The archives of the lute tablatures and collections from Levoca - the Codex Vietoris and the Lutheran Cithara sanctorum (1636), compiled by the Moravian priest Juraj Tøanovsky in the Orava region - exhibit the influence of what was then German-speaking Galicia. The first master of the Protestant school, Leonard Cox, came from Krakow. He played the lute, an accessible, widespread instrument, which at the time was part of the equipment of every gentleman and scholar. In the late Renaissance, pilgrims on their way to Santiago de Compostella and Monserrat also brought news and novelties with them. They were accompanied, at a distance, by gypsy musicians with their remarkable memory, virtuosity and ability to imitate foreign styles - that was the spiritus agens of the songs (for instance, 'Janicko susedov' [Janko from Next Door]), reminiscent of Sephardic melodies. After the battle of Mohacs (1526), the territory of what is today Slovakia fell to the Habsburgs. The languages spoken there were various dialects of Slovak, Hungarian, German and Czech. The liturgy was in Latin, though Prince Pribina of Nitra, a thousand years before, had introduced the liturgy in the vernacular of the early Slavs. The first Czecho-Slovak grammar (1745) by Dolezal has a Latin introduction - in praise of Slovak.

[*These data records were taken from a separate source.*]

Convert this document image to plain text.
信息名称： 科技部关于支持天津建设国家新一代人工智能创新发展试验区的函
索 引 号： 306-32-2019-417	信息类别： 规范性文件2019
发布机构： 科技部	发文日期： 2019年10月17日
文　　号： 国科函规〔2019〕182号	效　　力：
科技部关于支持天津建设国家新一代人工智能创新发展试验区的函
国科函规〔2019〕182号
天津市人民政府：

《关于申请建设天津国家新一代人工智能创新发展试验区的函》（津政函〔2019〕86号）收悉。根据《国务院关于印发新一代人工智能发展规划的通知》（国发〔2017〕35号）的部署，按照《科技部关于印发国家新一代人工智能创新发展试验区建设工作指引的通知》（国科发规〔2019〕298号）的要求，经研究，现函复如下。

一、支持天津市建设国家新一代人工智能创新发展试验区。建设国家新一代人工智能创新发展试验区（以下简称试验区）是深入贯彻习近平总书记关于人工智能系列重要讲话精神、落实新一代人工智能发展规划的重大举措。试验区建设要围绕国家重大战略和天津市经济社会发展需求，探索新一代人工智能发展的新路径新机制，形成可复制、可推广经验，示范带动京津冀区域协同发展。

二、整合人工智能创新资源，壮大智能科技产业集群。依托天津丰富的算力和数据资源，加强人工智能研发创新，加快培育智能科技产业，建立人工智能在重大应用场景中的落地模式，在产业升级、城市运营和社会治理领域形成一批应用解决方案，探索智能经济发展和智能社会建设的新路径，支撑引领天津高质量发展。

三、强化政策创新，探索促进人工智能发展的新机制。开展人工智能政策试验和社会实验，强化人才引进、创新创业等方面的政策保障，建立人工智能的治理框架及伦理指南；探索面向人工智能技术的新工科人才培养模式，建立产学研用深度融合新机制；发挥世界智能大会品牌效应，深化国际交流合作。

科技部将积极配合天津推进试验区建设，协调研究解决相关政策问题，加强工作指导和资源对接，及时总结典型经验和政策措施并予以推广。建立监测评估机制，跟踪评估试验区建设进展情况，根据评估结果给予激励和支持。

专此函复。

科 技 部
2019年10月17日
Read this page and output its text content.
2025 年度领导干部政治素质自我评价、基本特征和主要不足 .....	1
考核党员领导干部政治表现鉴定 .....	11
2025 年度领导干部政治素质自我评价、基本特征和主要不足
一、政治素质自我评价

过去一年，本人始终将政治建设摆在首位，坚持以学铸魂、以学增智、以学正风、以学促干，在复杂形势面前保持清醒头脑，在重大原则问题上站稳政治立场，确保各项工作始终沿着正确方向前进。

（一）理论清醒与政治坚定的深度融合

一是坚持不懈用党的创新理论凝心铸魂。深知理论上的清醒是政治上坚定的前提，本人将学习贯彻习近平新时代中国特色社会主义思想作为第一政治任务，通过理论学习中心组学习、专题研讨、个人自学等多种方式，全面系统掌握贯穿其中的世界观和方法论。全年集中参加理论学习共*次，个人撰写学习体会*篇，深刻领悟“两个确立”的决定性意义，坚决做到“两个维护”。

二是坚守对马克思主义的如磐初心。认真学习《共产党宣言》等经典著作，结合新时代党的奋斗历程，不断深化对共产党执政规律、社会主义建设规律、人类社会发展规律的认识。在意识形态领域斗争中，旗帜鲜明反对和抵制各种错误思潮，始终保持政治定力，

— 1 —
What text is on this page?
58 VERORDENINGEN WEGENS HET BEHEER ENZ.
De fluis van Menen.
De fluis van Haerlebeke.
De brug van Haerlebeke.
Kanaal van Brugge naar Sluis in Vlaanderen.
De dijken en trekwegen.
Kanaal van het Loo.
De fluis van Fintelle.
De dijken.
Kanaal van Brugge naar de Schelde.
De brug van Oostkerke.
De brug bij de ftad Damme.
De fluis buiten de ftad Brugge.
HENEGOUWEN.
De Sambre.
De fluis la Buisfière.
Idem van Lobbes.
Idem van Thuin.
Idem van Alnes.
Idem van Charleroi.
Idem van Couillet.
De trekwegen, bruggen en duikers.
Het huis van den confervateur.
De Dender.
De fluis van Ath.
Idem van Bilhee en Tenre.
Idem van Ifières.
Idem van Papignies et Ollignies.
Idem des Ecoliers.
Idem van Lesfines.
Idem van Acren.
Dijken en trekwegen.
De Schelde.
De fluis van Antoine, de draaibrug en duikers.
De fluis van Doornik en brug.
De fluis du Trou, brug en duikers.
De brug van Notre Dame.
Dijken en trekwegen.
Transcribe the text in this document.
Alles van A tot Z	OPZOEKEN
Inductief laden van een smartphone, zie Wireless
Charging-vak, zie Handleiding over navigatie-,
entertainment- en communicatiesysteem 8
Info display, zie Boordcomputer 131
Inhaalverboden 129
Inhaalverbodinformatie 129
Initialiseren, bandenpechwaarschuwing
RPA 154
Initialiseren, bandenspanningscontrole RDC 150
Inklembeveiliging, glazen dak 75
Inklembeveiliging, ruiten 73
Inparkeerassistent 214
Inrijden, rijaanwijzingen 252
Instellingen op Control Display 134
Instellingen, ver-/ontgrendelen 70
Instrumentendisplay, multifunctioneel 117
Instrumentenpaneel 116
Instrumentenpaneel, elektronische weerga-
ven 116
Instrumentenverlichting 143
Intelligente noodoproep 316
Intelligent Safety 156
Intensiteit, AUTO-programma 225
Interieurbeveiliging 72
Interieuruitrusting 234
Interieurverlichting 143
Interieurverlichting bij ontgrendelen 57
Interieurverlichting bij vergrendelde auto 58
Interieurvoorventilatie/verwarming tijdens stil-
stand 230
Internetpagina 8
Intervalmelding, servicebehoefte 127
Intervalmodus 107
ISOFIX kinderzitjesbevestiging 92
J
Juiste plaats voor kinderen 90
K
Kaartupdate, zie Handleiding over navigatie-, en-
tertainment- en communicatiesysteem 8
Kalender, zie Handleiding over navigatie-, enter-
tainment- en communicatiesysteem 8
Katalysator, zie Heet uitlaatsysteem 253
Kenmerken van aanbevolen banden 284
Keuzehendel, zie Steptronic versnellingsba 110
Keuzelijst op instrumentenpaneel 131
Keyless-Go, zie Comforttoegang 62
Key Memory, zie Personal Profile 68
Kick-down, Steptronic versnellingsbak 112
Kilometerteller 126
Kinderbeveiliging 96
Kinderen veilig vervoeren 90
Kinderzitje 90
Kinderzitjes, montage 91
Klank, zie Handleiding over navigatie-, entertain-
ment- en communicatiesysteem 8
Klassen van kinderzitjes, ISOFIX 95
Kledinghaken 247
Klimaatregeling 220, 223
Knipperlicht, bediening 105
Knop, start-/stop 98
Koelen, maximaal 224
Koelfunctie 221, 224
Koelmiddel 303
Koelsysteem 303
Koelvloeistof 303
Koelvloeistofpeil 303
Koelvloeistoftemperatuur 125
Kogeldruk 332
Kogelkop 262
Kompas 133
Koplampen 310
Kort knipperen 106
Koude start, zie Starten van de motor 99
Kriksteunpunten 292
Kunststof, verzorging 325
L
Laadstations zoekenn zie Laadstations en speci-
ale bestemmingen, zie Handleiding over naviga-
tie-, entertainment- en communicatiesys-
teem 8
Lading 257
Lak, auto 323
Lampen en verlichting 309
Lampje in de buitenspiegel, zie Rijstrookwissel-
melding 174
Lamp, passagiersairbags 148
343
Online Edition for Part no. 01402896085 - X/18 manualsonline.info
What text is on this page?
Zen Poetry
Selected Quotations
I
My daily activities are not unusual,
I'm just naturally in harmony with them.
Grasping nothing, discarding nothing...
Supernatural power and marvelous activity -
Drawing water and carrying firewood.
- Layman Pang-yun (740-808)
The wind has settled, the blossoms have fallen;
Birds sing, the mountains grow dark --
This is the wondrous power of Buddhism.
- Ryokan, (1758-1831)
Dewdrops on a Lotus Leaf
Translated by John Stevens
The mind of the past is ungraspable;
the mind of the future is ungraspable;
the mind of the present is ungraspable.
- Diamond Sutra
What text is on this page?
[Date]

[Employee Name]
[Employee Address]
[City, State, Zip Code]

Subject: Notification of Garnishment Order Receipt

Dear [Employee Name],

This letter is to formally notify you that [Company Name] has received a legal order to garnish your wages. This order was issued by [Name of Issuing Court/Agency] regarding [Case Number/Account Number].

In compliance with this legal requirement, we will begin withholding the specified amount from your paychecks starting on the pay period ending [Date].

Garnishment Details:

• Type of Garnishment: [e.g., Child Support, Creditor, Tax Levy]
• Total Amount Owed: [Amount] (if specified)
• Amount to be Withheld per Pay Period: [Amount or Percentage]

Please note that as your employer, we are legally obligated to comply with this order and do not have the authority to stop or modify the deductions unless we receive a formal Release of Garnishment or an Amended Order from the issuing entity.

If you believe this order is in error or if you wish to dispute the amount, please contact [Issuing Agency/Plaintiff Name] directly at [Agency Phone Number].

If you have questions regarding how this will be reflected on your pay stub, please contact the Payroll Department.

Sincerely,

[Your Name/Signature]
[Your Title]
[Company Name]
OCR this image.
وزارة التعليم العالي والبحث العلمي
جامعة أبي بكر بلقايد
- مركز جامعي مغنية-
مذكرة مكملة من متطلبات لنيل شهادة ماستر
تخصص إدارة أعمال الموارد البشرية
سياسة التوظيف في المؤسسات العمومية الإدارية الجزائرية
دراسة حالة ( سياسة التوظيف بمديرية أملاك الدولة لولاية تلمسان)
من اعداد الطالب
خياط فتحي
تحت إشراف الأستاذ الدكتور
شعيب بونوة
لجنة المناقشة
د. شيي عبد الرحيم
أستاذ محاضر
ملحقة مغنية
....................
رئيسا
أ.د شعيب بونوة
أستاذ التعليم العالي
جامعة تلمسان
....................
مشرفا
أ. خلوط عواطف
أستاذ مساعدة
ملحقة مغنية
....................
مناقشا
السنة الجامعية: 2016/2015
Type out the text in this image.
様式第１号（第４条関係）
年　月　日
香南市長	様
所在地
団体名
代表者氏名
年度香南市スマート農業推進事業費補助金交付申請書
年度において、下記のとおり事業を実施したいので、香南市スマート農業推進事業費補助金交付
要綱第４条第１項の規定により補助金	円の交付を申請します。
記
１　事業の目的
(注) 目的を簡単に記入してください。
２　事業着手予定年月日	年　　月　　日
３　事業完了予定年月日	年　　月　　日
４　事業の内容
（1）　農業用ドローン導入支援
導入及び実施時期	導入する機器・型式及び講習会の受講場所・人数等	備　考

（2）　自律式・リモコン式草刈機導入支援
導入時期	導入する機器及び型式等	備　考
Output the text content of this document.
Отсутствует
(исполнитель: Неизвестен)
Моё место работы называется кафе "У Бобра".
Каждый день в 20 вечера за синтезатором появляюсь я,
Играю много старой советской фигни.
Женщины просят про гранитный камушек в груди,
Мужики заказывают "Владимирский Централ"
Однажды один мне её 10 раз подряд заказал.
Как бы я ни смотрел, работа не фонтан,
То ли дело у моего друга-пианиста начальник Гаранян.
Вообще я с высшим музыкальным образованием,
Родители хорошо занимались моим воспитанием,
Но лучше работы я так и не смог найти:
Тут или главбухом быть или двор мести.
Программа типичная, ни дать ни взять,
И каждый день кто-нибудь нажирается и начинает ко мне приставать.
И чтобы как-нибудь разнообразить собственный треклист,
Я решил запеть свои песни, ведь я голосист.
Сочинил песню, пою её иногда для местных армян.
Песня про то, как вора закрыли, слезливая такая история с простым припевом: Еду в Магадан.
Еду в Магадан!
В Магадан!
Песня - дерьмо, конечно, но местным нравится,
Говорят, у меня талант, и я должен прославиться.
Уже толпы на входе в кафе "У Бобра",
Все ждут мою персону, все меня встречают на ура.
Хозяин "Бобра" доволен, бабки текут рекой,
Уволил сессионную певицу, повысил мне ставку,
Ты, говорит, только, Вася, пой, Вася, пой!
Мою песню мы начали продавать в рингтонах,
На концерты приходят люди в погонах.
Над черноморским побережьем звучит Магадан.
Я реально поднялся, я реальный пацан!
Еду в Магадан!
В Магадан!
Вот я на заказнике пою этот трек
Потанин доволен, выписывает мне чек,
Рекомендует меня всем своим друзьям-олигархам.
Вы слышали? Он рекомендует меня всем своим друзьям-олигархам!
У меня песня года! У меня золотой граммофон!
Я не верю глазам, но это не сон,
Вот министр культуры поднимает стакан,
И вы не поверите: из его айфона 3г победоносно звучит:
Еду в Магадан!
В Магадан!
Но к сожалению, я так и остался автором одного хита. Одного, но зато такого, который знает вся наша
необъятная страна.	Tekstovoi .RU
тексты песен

The serious music of Baroque and Classical periods made its way into Czech folksongs. The serfs, apart from their usual duties, played in the orchestras of the manors of the nobility. Slovak and Moravian ballads were heard intact in their original milieu - that is to say, in the meadows and mountains and at flax-spinning and weddings.

In the instrumentation used here, we have intuitively emulated an orchestra one would find in Levoca or Kremnica - lute, viola and gamba. Somehow I ended up with a Croatian brac, a Hungarian folk psaltery and a Turkish oboe. I realized one could even play these songs finger-style on an electric guitar, softly, without effects. Whisks make jugs, a zither and bowls ring out.

We generally include Slovak ballads in our concert programmes, which otherwise consist of Sephardic and Moravian songs and the songs of the Elizabethan maestro John Dowland. We travel to the centre-point from where the power and expansive energy of the isolated human voice spring forth. The spiral, leading to the centre, leading the pilgrim enlightened by knowledge, is one of the symbols of the ancient cultures of our ancestors, missionaries and Medieval Hungarian minstrels known as the igric.

We don't wish to impose any solution to the musical riddles of this labyrinth on the listener. In the development of the ballad, a century is but a breath between two tones.